Tekst Heleen Grimmius
Foto Inge van Mill | Suus van den Akker; illustraties
Hoe is het om als kind je huis, familie en vriendjes te verlaten om in een vreemd land terecht te komen? En hoe is het om in een nieuwe klas te komen waar je de juf en de andere kinderen niet kunt verstaan? IND-medewerker Anne-Marieke Samson schreef er in opdracht van IND, COA en DT&V het kinderboek ‘Ik ben Miran’ over. Op 13 september werd het boek gepresenteerd aan staatssecretaris Klaas Dijkhoff.
In het boekje leidt het achtjarige jongetje Miran je rond op het azc waar hij woont. We maken kennis met zijn ouders, vriendjes en de school waar Miran elke dag naartoe gaat. Miran weet nog niet of hij in Nederland mag blijven en zijn ouders maken zich daar soms zorgen over.
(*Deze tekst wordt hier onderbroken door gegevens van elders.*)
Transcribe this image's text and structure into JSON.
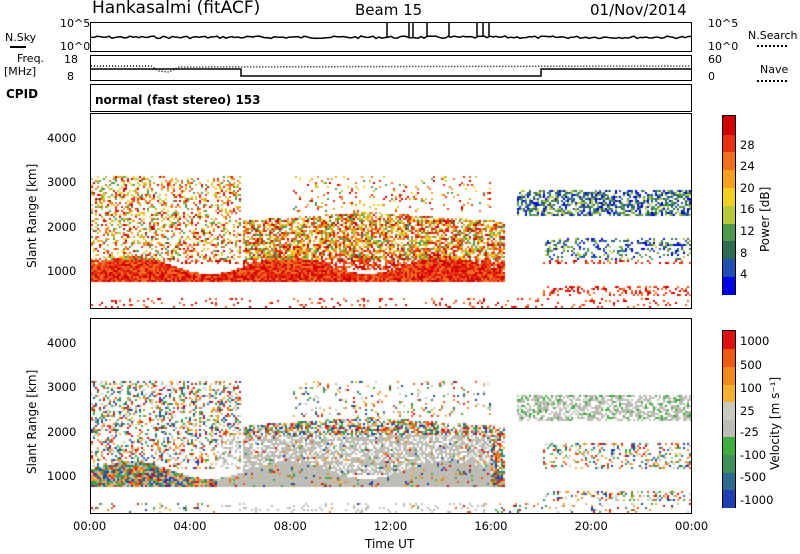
{
  "header": {
    "station": "Hankasalmi (fitACF)",
    "beam": "Beam 15",
    "date": "01/Nov/2014"
  },
  "noise_panel": {
    "left_label": "N.Sky",
    "right_label": "N.Search",
    "ticks_left": [
      "10^5",
      "10^0"
    ],
    "ticks_right": [
      "10^5",
      "10^0"
    ]
  },
  "freq_panel": {
    "left_label_line1": "Freq.",
    "left_label_line2": "[MHz]",
    "right_label": "Nave",
    "ticks_left": [
      "18",
      "8"
    ],
    "ticks_right": [
      "60",
      "0"
    ]
  },
  "cpid": {
    "label": "CPID",
    "mode_text": "normal (fast stereo) 153"
  },
  "time_axis": {
    "ticks": [
      "00:00",
      "04:00",
      "08:00",
      "12:00",
      "16:00",
      "20:00",
      "00:00"
    ],
    "label": "Time UT"
  },
  "chart_data": [
    {
      "type": "heatmap",
      "name": "power",
      "ylabel": "Slant Range [km]",
      "yticks": [
        1000,
        2000,
        3000,
        4000
      ],
      "ylim": [
        200,
        4600
      ],
      "xlim_hours": [
        0,
        24
      ],
      "colorbar": {
        "label": "Power [dB]",
        "ticks": [
          "28",
          "24",
          "20",
          "16",
          "12",
          "8",
          "4"
        ],
        "colors": [
          "#0000e6",
          "#1f4fb0",
          "#2f6a52",
          "#4f9a4f",
          "#b6c93a",
          "#f0d020",
          "#f5a020",
          "#f07020",
          "#e83010",
          "#d00000"
        ]
      }
    },
    {
      "type": "heatmap",
      "name": "velocity",
      "ylabel": "Slant Range [km]",
      "yticks": [
        1000,
        2000,
        3000,
        4000
      ],
      "ylim": [
        200,
        4600
      ],
      "xlim_hours": [
        0,
        24
      ],
      "colorbar": {
        "label": "Velocity [m s⁻¹]",
        "ticks": [
          "1000",
          "500",
          "100",
          "25",
          "-25",
          "-100",
          "-500",
          "-1000"
        ],
        "colors": [
          "#1f3fb0",
          "#2f6a8f",
          "#3d8f5f",
          "#3fae3f",
          "#bdbdb5",
          "#c9c9c0",
          "#f4b030",
          "#f08a20",
          "#f05a10",
          "#e01010"
        ]
      }
    }
  ]
}
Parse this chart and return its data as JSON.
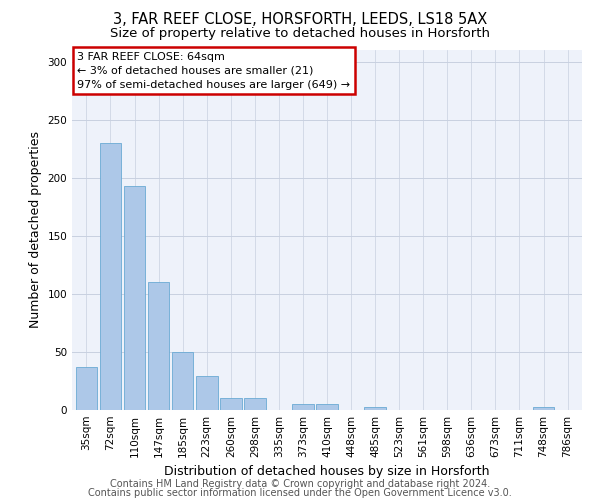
{
  "title1": "3, FAR REEF CLOSE, HORSFORTH, LEEDS, LS18 5AX",
  "title2": "Size of property relative to detached houses in Horsforth",
  "xlabel": "Distribution of detached houses by size in Horsforth",
  "ylabel": "Number of detached properties",
  "categories": [
    "35sqm",
    "72sqm",
    "110sqm",
    "147sqm",
    "185sqm",
    "223sqm",
    "260sqm",
    "298sqm",
    "335sqm",
    "373sqm",
    "410sqm",
    "448sqm",
    "485sqm",
    "523sqm",
    "561sqm",
    "598sqm",
    "636sqm",
    "673sqm",
    "711sqm",
    "748sqm",
    "786sqm"
  ],
  "values": [
    37,
    230,
    193,
    110,
    50,
    29,
    10,
    10,
    0,
    5,
    5,
    0,
    3,
    0,
    0,
    0,
    0,
    0,
    0,
    3,
    0
  ],
  "bar_color": "#adc8e8",
  "bar_edge_color": "#6aaad4",
  "annotation_box_color": "#ffffff",
  "annotation_box_edge": "#cc0000",
  "annotation_text": "3 FAR REEF CLOSE: 64sqm\n← 3% of detached houses are smaller (21)\n97% of semi-detached houses are larger (649) →",
  "ylim": [
    0,
    310
  ],
  "yticks": [
    0,
    50,
    100,
    150,
    200,
    250,
    300
  ],
  "grid_color": "#c8d0e0",
  "bg_color": "#eef2fa",
  "footer1": "Contains HM Land Registry data © Crown copyright and database right 2024.",
  "footer2": "Contains public sector information licensed under the Open Government Licence v3.0.",
  "title1_fontsize": 10.5,
  "title2_fontsize": 9.5,
  "ylabel_fontsize": 9,
  "xlabel_fontsize": 9,
  "tick_fontsize": 7.5,
  "annotation_fontsize": 8,
  "footer_fontsize": 7
}
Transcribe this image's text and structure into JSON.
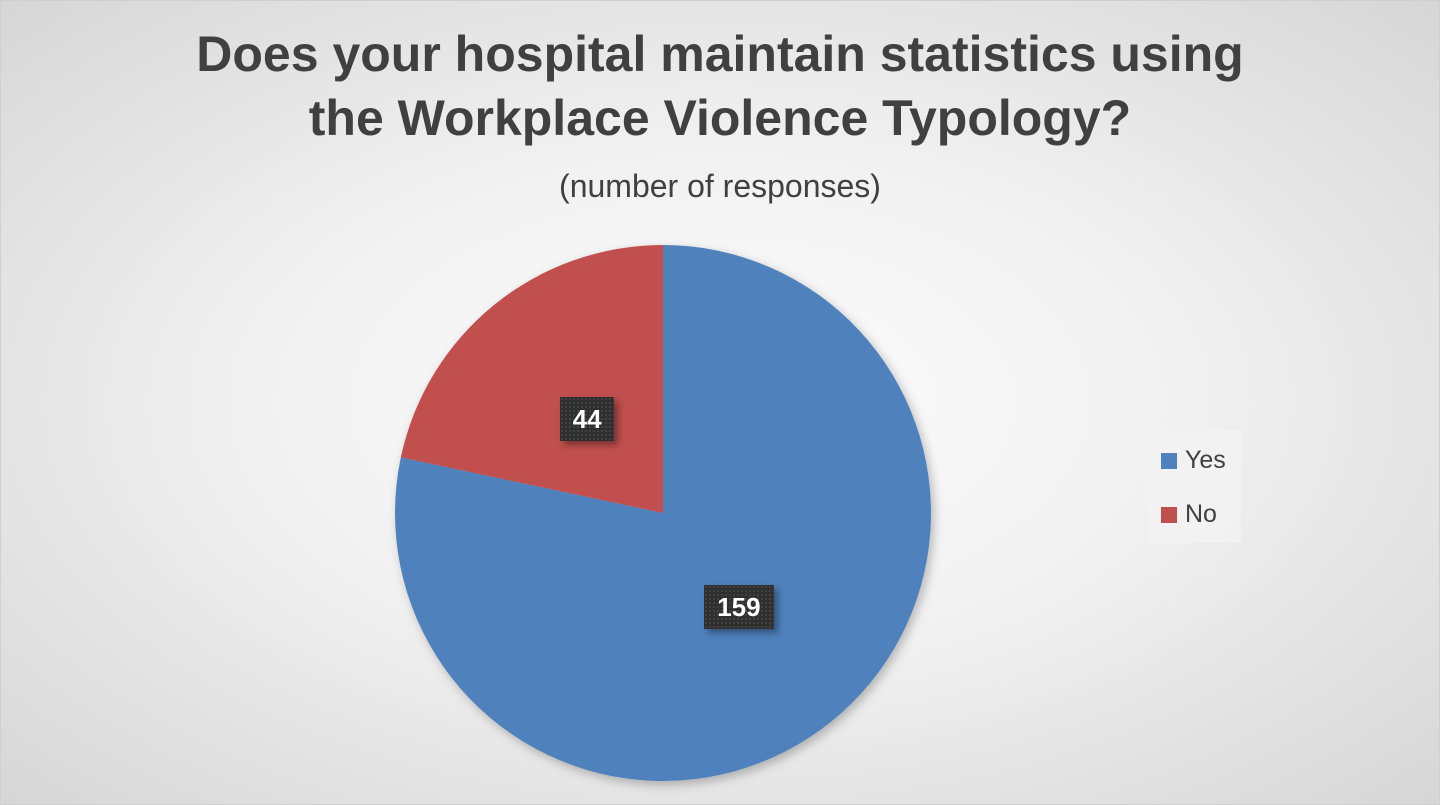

Sommige vriendjes van Miran hebben een status gekregen, maar Miran heeft ook al vaak klasgenootjes zien vertrekken die hier niet konden blijven.
Lesmateriaal
“Toen de asielinstroom vorig jaar zo hoog was, beheerste dat maandenlang het nieuws”, vertelt Samson. “In veel steden en dorpen werden azc’s geopend en daar werd veel over gepraat. Het onderwerp leefde niet alleen bij volwassenen, ook kinderen hadden daar vragen over. Van docenten uit het basisonderwijs hoorden we dat ze het lastig vonden om hiermee om te gaan, er is geen vak waarin dit onderwerp past om te bespreken en ook geen lesmateriaal. Toen wij uitgeverij Ploegsma benaderden, reageerden ze gelijk enthousiast. Dat een grote uitgever met zoveel ervaring op het gebied van kinderboeken zich hieraan wilde verbinden, gaf het boek een enorme impuls. Dit boekje kan een aanzet geven om met kinderen in gesprek te gaan over wat het betekent om asielzoeker in Nederland te zijn en wat jij kan doen als er een kind van een azc in je klas komt.”
Illustraties
Voor het boekje sprak Samson met kinderen op azc-scholen De Vlieger in Dronten en De Verrekijker in Katwijk. Vaak begonnen die gesprekken met het maken van een tekening, waarin kinderen soms iets uit hun land van herkomst tekenden. Die tekeningen gaf Samson aan Suus van den Akker, de illustrator van het boekje, die ze verwerkte in haar illustraties. “Een jongen uit Eritrea tekende zijn moeder in haar mooiste jurk die ze in Eritrea altijd droeg als er een feest was”, vertelt Samson. “Die tekening zit bijna precies zo in het boek. En een meisje tekende de poes die ze had moeten achterlaten toen ze naar Nederland vertrokken. Aan de hand van die tekening kwam het verdriet dat ze daarover had ter sprake en ontstond een gesprek over haar leven daar en hier. Veel kinderen vonden het leuk om te vertellen over hun leven. Ze waren heel trots dat er iemand hun verhaal wilde opschrijven. Kinderen krijgen geen gesprek bij de IND als hun ouders asiel aanvragen en zij vonden het heel leuk dat ze nu zelf de kans kregen om iets te vertellen.”
Veerkracht
De gesprekken boden een mooi inkijkje in het leven van deze kinderen. Samson: “Veel dingen beleven zij hetzelfde als Nederlandse kinderen, maar er zijn natuurlijk ook verschillen. Zoals hoe het is om naar een nieuwe school te gaan als je nog niet zo goed Nederlands praat. Of hoe het leren van de Nederlandse taal verloopt en hoe het is om familie in een ver land te moeten missen. Wat op mij vooral indruk maakte, is hoe vaak deze kinderen afscheid moeten nemen. Niet alleen van hun land en familie daar, maar ook als ze eenmaal hier zijn. Elke dag vertrekken er mensen van het azc; de ene keer omdat ze een vergunning hebben gekregen en doorstromen naar een eigen woning, de andere keer omdat ze teruggaan naar hun land van herkomst. Veel kinderen vertelden mij over vriendjes die er niet meer waren en hoe erg ze die misten. Tegelijkertijd zijn kinderen ontzettend veerkrachtig: ze nemen alles zoals het komt en maken er gewoon het beste van. Ze vertelden me ook over de dagelijkse dingen die hen bezighouden en dat kan dus ook gewoon een voetbalwedstrijd of iets op school zijn. Kinderen zijn gewoon kinderen.”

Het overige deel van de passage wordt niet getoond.